The 39 properties in the U.S., Canadian and Caribbean Clarion Collection will get the Ascend logo in the second half of this year, according to spokeswoman Heather Soule. The Clarion Collection in Europe will not be changed.

The change is designed to give the Ascend properties more freedom and a more upscale feel. It's also intended to provide better clarity between the Clarion brand hotels and the Clarion Collection, which is the boutique chain, Ms. Soule said.

"It's a great way to maintain the historic or boutique hotel and their own identity, but be part of a company," she said.

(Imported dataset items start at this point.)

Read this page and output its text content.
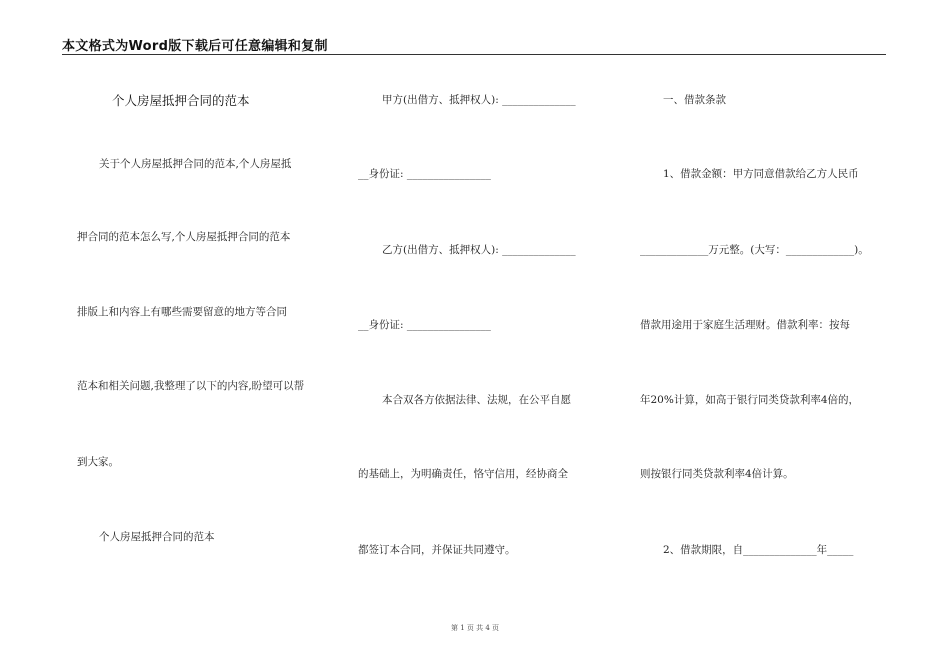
本文格式为Word版下载后可任意编辑和复制
个人房屋抵押合同的范本
关于个人房屋抵押合同的范本,个人房屋抵
押合同的范本怎么写,个人房屋抵押合同的范本
排版上和内容上有哪些需要留意的地方等合同
范本和相关问题,我整理了以下的内容,盼望可以帮
到大家。
个人房屋抵押合同的范本
甲方(出借方、抵押权人): ______________
__身份证: ________________
乙方(出借方、抵押权人): ______________
__身份证: ________________
本合双各方依据法律、法规，在公平自愿
的基础上，为明确责任，恪守信用，经协商全
都签订本合同，并保证共同遵守。
一、借款条款
1、借款金额：甲方同意借款给乙方人民币
_____________万元整。(大写：_____________)。
借款用途用于家庭生活理财。借款利率：按每
年20%计算，如高于银行同类贷款利率4倍的，
则按银行同类贷款利率4倍计算。
2、借款期限，自______________年_____
第 1 页 共 4 页
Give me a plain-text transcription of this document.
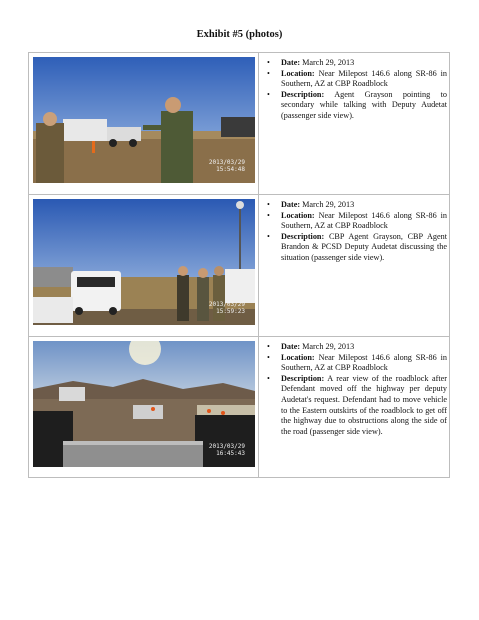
Exhibit #5 (photos)
2013/03/29
15:54:48
• Date: March 29, 2013
• Location: Near Milepost 146.6 along SR-86 in Southern, AZ at CBP Roadblock
• Description: Agent Grayson pointing to secondary while talking with Deputy Audetat (passenger side view).
2013/03/29
15:59:23
• Date: March 29, 2013
• Location: Near Milepost 146.6 along SR-86 in Southern, AZ at CBP Roadblock
• Description: CBP Agent Grayson, CBP Agent Brandon & PCSD Deputy Audetat discussing the situation (passenger side view).
2013/03/29
16:45:43
• Date: March 29, 2013
• Location: Near Milepost 146.6 along SR-86 in Southern, AZ at CBP Roadblock
• Description: A rear view of the roadblock after Defendant moved off the highway per deputy Audetat's request. Defendant had to move vehicle to the Eastern outskirts of the roadblock to get off the highway due to obstructions along the side of the road (passenger side view).
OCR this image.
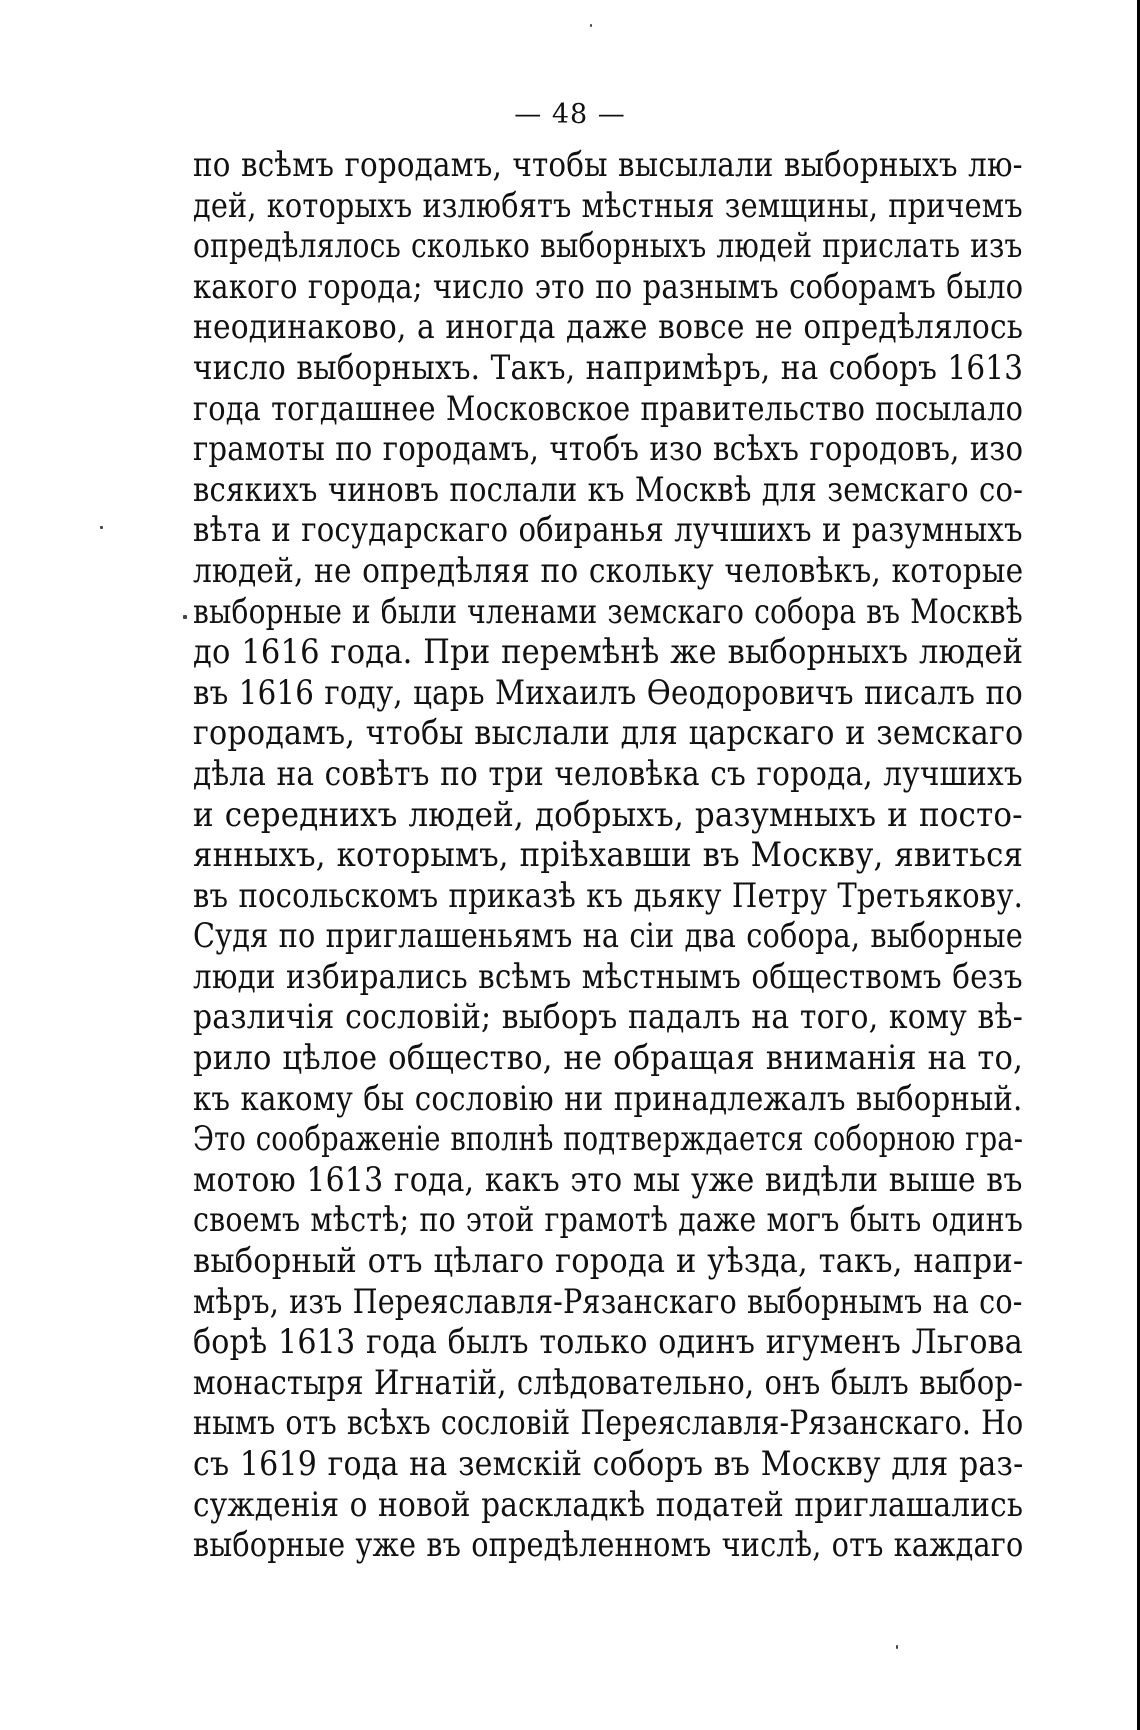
— 48 —
по всѣмъ городамъ, чтобы высылали выборныхъ лю-
дей, которыхъ излюбятъ мѣстныя земщины, причемъ
опредѣлялось сколько выборныхъ людей прислать изъ
какого города; число это по разнымъ соборамъ было
неодинаково, а иногда даже вовсе не опредѣлялось
число выборныхъ. Такъ, напримѣръ, на соборъ 1613
года тогдашнее Московское правительство посылало
грамоты по городамъ, чтобъ изо всѣхъ городовъ, изо
всякихъ чиновъ послали къ Москвѣ для земскаго со-
вѣта и государскаго обиранья лучшихъ и разумныхъ
людей, не опредѣляя по скольку человѣкъ, которые
выборные и были членами земскаго собора въ Москвѣ
до 1616 года. При перемѣнѣ же выборныхъ людей
въ 1616 году, царь Михаилъ Ѳеодоровичъ писалъ по
городамъ, чтобы выслали для царскаго и земскаго
дѣла на совѣтъ по три человѣка съ города, лучшихъ
и середнихъ людей, добрыхъ, разумныхъ и посто-
янныхъ, которымъ, пріѣхавши въ Москву, явиться
въ посольскомъ приказѣ къ дьяку Петру Третьякову.
Судя по приглашеньямъ на сіи два собора, выборные
люди избирались всѣмъ мѣстнымъ обществомъ безъ
различія сословій; выборъ падалъ на того, кому вѣ-
рило цѣлое общество, не обращая вниманія на то,
къ какому бы сословію ни принадлежалъ выборный.
Это соображеніе вполнѣ подтверждается соборною гра-
мотою 1613 года, какъ это мы уже видѣли выше въ
своемъ мѣстѣ; по этой грамотѣ даже могъ быть одинъ
выборный отъ цѣлаго города и уѣзда, такъ, напри-
мѣръ, изъ Переяславля-Рязанскаго выборнымъ на со-
борѣ 1613 года былъ только одинъ игуменъ Льгова
монастыря Игнатій, слѣдовательно, онъ былъ выбор-
нымъ отъ всѣхъ сословій Переяславля-Рязанскаго. Но
съ 1619 года на земскій соборъ въ Москву для раз-
сужденія о новой раскладкѣ податей приглашались
выборные уже въ опредѣленномъ числѣ, отъ каждаго
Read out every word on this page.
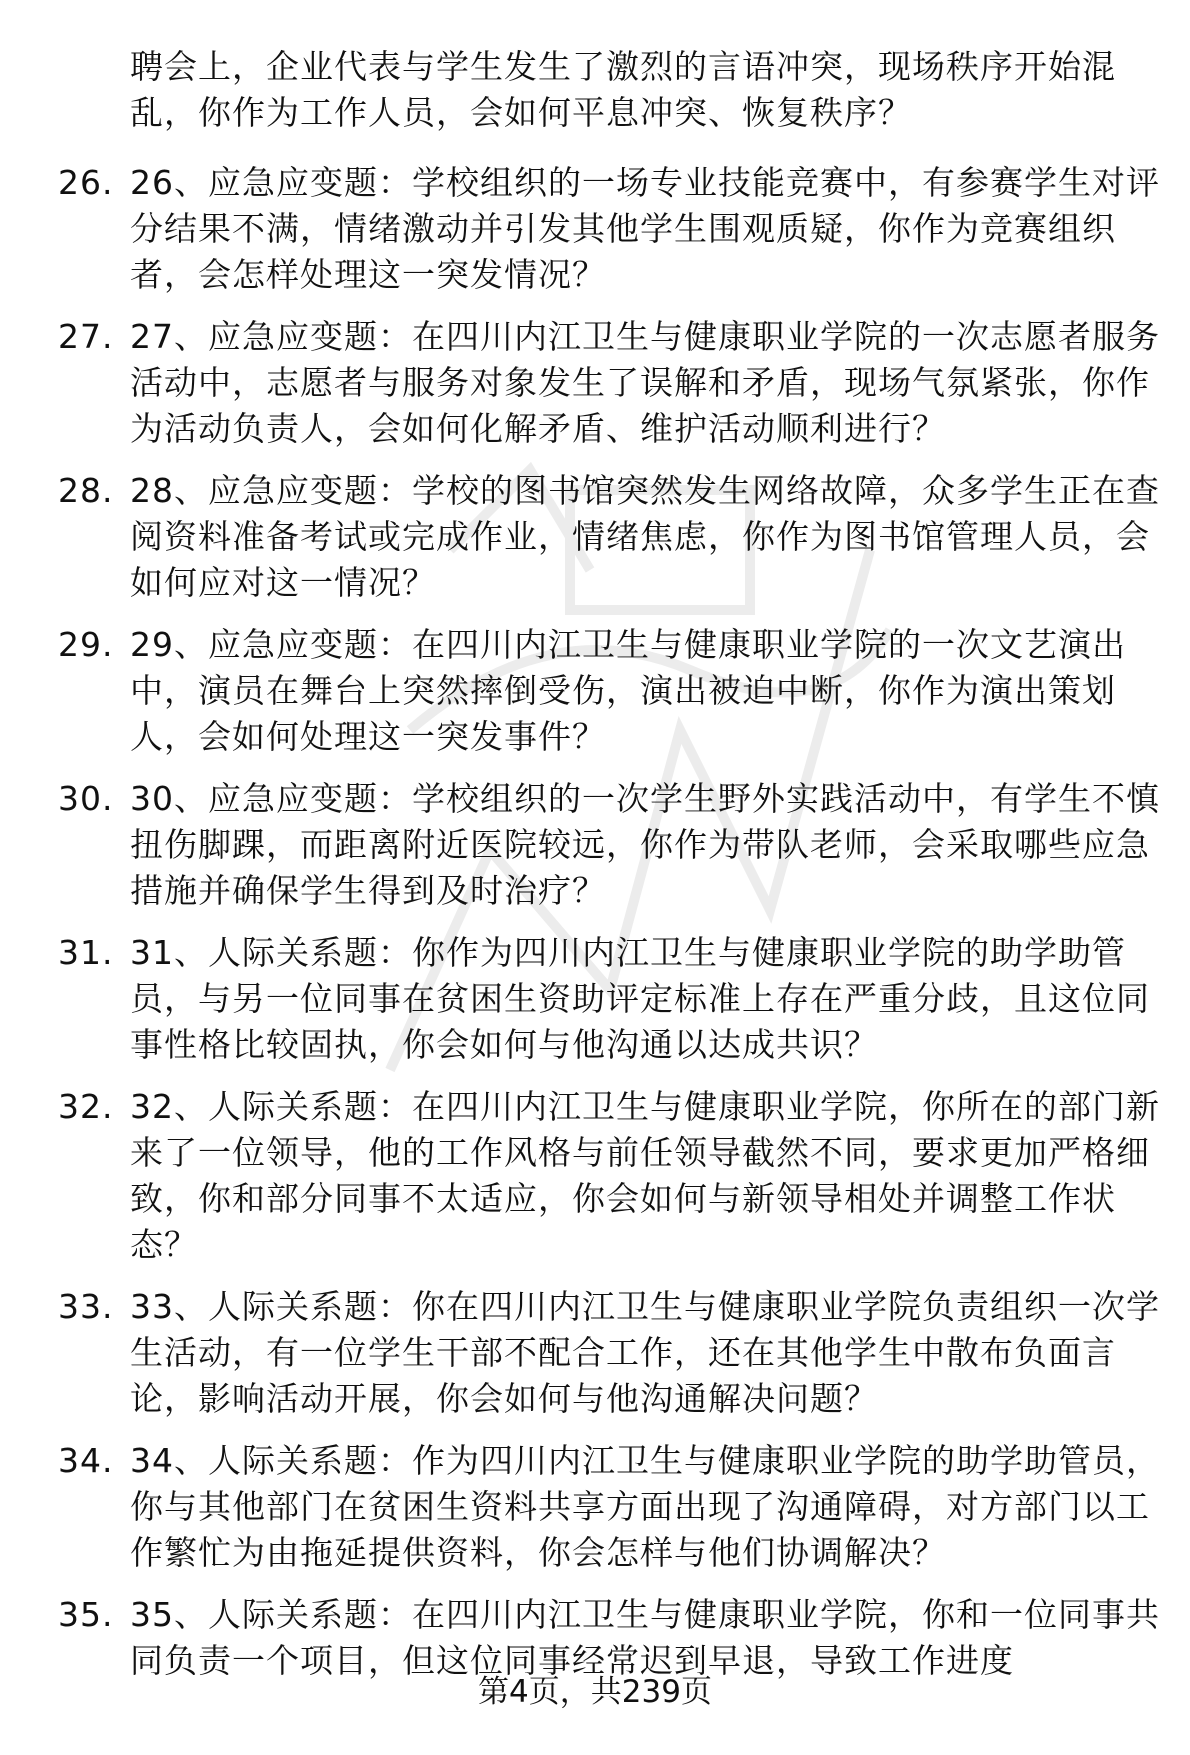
聘会上，企业代表与学生发生了激烈的言语冲突，现场秩序开始混乱，你作为工作人员，会如何平息冲突、恢复秩序？
26. 26、应急应变题：学校组织的一场专业技能竞赛中，有参赛学生对评分结果不满，情绪激动并引发其他学生围观质疑，你作为竞赛组织者，会怎样处理这一突发情况？
27. 27、应急应变题：在四川内江卫生与健康职业学院的一次志愿者服务活动中，志愿者与服务对象发生了误解和矛盾，现场气氛紧张，你作为活动负责人，会如何化解矛盾、维护活动顺利进行？
28. 28、应急应变题：学校的图书馆突然发生网络故障，众多学生正在查阅资料准备考试或完成作业，情绪焦虑，你作为图书馆管理人员，会如何应对这一情况？
29. 29、应急应变题：在四川内江卫生与健康职业学院的一次文艺演出中，演员在舞台上突然摔倒受伤，演出被迫中断，你作为演出策划人，会如何处理这一突发事件？
30. 30、应急应变题：学校组织的一次学生野外实践活动中，有学生不慎扭伤脚踝，而距离附近医院较远，你作为带队老师，会采取哪些应急措施并确保学生得到及时治疗？
31. 31、人际关系题：你作为四川内江卫生与健康职业学院的助学助管员，与另一位同事在贫困生资助评定标准上存在严重分歧，且这位同事性格比较固执，你会如何与他沟通以达成共识？
32. 32、人际关系题：在四川内江卫生与健康职业学院，你所在的部门新来了一位领导，他的工作风格与前任领导截然不同，要求更加严格细致，你和部分同事不太适应，你会如何与新领导相处并调整工作状态？
33. 33、人际关系题：你在四川内江卫生与健康职业学院负责组织一次学生活动，有一位学生干部不配合工作，还在其他学生中散布负面言论，影响活动开展，你会如何与他沟通解决问题？
34. 34、人际关系题：作为四川内江卫生与健康职业学院的助学助管员，你与其他部门在贫困生资料共享方面出现了沟通障碍，对方部门以工作繁忙为由拖延提供资料，你会怎样与他们协调解决？
35. 35、人际关系题：在四川内江卫生与健康职业学院，你和一位同事共同负责一个项目，但这位同事经常迟到早退，导致工作进度
第4页，共239页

Many of the major hotel chains are hoping to expand their boutique hotels -- those in historic buildings or unique spaces that typically have decor that reflects the local culture or city.

Starwood Hotels and Resorts Worldwide has the W hotels brand, with 18 U.S. locations. Marriott International recently announced it is working with designer Ian Schrager to create 100 boutique hotels under the name "Edition."

InterContinental Hotels Group PLC founded its boutique hotel group, Hotel Indigo, in October 2004. The hotels are intended to have unique or quirky features such as local art in the lobby and guestroom decor and slipcovers that change with the seasons.

When individual hotel owners have a corporation take care of office work, they have more time to focus on the details customers see.

"There's a lot more opportunities for innovation," Stevan Porter, president of the Americas division of InterContinental, added while in Washington last month. "I think we're going to see a lot more of this trend."

U.S. DOLLAR SALE: The number of foreign visitors to the United States reached a record in February, according to the latest figures released last week from the Department of Commerce. About 3.3 million international visitors traveled to the United States that month, representing a 15 percent increase over last February. Overseas arrivals -- which excludes Canada and Mexico -- rose 11 percent over last year.

Despite the increase, the travel industry is pushing for legislation that would authorize a U.S. tourism campaign funded by the industry. The Travel Industry Association trade group said last week that it has gathered the support of 200 House members and 42 senators.